The active ingredient in these treatments is onabotulinumtoxinA. It is a semi-permanent muscle relaxer and is produced by a microbe called botulinum; you may have heard of it before because it is a microbe responsible for food poisoning in anaerobic conditions, particularly in hand-soldered tinned food that was common in the 1920s. When grown in large fermenters, the onabotulinumtoxinA can be collected from the growth medium and concentrated in much the same way that beer is brewed. After being tested and carefully packaged into syringes, it goes by many names, but, for this article, it is called botulinum toxin and is used to relax facial muscles responsible for wrinkles.

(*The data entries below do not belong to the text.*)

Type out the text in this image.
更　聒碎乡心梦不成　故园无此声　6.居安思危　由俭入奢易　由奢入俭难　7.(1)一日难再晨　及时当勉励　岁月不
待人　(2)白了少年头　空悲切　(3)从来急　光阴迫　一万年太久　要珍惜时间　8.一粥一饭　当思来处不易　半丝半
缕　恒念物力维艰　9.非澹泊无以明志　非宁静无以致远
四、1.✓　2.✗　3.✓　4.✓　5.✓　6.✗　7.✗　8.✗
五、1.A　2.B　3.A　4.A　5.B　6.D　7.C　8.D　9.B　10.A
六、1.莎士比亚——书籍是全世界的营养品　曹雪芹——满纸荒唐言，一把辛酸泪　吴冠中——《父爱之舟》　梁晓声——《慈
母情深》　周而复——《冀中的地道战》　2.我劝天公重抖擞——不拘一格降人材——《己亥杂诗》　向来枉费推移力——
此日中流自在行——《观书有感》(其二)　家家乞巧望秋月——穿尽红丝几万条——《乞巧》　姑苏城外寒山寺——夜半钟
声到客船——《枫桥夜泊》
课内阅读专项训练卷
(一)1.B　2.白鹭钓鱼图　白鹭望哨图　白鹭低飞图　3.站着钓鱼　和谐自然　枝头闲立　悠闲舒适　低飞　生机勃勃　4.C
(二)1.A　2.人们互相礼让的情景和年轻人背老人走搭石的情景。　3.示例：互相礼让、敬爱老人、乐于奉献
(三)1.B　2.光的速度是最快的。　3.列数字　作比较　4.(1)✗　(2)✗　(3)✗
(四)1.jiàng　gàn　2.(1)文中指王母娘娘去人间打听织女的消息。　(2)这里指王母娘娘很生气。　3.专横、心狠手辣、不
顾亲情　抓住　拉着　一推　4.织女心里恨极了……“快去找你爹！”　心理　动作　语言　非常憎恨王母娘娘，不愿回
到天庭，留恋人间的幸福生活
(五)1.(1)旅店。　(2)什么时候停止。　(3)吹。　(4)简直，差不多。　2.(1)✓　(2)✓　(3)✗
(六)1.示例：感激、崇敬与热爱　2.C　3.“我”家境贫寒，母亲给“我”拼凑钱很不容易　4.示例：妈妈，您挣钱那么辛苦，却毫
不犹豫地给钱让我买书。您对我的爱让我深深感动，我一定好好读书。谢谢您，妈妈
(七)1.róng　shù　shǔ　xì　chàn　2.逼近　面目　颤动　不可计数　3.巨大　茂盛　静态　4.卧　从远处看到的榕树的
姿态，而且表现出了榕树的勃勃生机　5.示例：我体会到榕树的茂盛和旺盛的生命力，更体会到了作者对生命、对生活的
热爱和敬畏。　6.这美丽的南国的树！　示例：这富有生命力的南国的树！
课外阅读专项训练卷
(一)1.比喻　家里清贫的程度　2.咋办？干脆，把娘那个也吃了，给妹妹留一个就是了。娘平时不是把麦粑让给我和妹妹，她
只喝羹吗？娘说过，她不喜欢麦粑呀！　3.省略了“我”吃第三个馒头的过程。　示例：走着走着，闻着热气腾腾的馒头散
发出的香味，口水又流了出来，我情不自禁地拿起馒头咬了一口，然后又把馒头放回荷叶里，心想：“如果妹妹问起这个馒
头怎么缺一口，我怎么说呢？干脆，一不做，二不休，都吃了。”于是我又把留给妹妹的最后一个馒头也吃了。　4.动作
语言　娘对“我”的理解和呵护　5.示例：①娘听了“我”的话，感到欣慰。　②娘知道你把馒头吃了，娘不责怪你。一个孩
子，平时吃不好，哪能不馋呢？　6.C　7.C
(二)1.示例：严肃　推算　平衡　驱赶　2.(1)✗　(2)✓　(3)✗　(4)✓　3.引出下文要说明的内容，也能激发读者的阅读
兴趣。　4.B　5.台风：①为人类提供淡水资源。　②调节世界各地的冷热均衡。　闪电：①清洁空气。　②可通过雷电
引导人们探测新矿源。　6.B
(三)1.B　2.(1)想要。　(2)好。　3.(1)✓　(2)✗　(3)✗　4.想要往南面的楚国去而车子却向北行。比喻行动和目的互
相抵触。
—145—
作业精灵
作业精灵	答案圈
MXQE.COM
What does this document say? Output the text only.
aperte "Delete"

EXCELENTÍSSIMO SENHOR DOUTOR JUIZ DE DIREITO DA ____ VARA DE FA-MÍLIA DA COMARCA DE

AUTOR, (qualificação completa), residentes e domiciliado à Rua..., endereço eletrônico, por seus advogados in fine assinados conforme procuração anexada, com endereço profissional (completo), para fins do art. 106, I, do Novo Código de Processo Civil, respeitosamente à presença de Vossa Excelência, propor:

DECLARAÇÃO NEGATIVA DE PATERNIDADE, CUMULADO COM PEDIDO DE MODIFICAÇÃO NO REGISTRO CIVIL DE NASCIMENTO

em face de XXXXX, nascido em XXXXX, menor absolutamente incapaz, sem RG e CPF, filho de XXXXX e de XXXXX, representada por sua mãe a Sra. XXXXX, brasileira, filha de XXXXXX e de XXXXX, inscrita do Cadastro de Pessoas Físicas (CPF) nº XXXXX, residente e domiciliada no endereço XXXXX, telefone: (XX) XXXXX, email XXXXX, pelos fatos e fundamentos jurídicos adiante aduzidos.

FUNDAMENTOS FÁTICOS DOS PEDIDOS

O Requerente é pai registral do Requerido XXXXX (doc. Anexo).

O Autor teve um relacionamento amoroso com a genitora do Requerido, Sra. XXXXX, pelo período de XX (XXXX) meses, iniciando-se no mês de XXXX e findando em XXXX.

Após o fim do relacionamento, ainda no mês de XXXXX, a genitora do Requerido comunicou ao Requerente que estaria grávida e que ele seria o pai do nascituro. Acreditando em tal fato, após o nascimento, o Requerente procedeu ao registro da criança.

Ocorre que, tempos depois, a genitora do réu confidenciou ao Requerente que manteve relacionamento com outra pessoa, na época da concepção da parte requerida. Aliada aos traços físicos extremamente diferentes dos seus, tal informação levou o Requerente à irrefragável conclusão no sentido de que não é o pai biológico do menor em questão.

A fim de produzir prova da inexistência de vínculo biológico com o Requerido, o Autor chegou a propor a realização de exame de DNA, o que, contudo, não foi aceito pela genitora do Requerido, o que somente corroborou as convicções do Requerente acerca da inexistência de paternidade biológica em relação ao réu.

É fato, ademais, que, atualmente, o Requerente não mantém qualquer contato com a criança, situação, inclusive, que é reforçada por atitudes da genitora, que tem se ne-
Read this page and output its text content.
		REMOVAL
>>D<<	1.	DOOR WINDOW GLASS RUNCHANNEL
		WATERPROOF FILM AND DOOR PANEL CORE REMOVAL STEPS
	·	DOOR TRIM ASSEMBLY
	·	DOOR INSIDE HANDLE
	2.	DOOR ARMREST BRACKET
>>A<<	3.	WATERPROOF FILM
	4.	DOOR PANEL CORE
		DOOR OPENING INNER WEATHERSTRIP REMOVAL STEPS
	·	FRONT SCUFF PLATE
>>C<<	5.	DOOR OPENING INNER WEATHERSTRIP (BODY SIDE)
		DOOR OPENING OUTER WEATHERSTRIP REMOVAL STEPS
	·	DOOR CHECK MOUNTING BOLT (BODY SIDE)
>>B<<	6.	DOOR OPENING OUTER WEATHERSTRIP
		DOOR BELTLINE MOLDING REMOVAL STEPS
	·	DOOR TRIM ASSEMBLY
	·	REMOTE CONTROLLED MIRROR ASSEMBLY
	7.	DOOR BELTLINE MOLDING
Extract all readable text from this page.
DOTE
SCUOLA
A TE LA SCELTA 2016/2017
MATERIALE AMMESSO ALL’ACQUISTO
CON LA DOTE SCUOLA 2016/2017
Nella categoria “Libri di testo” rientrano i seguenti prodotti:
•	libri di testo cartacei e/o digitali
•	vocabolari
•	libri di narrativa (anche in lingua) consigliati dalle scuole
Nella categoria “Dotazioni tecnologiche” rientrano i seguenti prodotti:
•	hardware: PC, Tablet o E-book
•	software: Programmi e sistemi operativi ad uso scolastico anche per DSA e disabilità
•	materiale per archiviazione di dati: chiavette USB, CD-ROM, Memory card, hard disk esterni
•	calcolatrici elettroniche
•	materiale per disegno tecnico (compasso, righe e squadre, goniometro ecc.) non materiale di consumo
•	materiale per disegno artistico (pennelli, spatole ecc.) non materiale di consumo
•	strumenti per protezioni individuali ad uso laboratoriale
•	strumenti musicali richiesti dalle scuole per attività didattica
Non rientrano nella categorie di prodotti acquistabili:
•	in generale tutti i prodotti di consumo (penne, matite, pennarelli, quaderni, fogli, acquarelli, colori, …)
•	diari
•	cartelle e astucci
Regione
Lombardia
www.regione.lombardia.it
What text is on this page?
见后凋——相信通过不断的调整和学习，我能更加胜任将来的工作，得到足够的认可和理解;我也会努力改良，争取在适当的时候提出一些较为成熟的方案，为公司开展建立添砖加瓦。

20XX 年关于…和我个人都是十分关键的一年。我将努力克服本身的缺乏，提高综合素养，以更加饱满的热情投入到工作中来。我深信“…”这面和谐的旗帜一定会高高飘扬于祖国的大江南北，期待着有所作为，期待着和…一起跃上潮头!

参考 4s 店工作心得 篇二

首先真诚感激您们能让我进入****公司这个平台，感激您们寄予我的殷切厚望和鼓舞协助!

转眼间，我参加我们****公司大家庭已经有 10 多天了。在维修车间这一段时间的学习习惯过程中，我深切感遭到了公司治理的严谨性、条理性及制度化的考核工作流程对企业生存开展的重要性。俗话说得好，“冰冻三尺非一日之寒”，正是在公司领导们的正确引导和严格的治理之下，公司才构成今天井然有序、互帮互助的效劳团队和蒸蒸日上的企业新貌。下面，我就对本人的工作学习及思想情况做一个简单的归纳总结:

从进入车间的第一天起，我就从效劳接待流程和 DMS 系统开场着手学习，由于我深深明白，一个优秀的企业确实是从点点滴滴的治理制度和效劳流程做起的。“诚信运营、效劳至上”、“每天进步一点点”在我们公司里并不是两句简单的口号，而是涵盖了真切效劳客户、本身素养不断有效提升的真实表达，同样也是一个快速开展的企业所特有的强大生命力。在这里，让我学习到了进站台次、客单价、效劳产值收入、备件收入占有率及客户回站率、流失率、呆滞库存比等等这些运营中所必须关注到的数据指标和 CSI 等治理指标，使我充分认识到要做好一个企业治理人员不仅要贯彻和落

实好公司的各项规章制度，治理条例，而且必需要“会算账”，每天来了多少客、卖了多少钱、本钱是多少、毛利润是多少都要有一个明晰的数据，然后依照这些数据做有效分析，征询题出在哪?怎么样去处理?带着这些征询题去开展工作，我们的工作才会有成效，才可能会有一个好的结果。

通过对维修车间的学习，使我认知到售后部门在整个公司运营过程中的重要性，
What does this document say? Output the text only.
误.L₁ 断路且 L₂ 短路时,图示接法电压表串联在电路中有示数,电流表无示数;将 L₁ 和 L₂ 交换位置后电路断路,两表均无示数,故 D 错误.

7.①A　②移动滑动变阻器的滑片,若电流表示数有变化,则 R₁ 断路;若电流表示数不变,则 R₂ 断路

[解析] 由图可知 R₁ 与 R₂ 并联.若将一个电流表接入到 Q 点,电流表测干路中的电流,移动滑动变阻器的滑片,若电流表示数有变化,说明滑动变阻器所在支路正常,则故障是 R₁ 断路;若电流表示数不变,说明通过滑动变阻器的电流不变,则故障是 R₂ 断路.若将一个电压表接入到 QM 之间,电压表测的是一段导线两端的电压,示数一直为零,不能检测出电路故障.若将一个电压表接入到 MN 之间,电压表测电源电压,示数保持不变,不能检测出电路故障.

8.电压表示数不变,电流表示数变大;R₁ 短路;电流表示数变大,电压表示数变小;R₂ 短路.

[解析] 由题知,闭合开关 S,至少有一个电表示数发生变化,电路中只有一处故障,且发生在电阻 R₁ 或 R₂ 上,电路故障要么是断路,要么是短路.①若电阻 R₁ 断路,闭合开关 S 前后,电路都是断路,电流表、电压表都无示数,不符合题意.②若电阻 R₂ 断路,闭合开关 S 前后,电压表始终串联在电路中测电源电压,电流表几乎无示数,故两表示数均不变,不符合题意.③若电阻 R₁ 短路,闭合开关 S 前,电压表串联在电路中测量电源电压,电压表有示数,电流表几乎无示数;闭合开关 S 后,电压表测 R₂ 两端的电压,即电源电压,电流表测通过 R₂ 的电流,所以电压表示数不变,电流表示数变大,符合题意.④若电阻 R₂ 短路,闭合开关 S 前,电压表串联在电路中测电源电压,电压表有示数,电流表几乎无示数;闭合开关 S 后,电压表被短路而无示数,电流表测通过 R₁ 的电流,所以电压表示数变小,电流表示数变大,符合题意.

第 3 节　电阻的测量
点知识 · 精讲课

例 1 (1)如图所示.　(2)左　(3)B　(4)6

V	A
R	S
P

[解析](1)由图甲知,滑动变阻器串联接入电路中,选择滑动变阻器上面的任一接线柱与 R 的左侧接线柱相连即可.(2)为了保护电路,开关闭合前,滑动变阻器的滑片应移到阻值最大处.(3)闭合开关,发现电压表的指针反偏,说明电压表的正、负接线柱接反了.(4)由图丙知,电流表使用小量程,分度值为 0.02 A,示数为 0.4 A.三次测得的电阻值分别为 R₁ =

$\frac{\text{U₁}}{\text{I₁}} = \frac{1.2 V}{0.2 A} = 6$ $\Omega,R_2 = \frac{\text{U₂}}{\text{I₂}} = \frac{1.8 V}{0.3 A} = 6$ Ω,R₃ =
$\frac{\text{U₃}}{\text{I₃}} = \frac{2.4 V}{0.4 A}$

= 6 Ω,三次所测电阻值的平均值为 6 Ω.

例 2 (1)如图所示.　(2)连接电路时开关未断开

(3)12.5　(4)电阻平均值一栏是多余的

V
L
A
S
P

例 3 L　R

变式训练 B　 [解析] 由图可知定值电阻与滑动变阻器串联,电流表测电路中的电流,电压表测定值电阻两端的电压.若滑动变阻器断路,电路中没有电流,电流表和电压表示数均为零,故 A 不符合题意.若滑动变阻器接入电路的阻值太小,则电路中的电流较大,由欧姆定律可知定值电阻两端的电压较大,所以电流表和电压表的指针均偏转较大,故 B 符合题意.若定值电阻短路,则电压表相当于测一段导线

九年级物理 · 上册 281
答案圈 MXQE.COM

Finding a good practitioner
The majority of these injections are performed for cosmetic reasons, and, from a safety perspective, it is extremely safe if used properly. Therefore, the real hazard comes from poor practitioners rather than the product itself. You should seek out a practitioner with medical training in injectables. They are available at many medical spas that have their own on-site practitioner, but you can also find them at local dental clinics.
Prepping for treatment
Before treatment, you have to discuss your aesthetic goals with the practitioner. The application of botulinum toxin varies significantly depending on whether you are looking for a natural or age-defying look compared to a glamorous one. It is also important to discuss your medical history; are there any medications or other treatments procedures you are currently undergoing? Have you had any allergic reactions to or taken any other forms of muscle relaxant recently? If the practice that you are seeing does not ask any of these questions or seek out any medical information, this is a red flag and you should consider stopping the treatment.
How does it feel?
Most patients do not find receiving these types of injections difficult; the volumes of liquid administered are very small and the needles used are extremely fine, minimising discomfort. Most practitioners will provide a topical skin numbing cream before the injection, further reducing any issues you might come across.
After receiving the injections, you must leave the injection sites alone; it can be quite easy to rub at them, thereby moving the toxin to areas where it was never intended to be used and “blurring” the final effect. However you might feel about the treatment, it is temporary and will need to be repeated within 3 to 4 months if you wish to maintain your new appearance.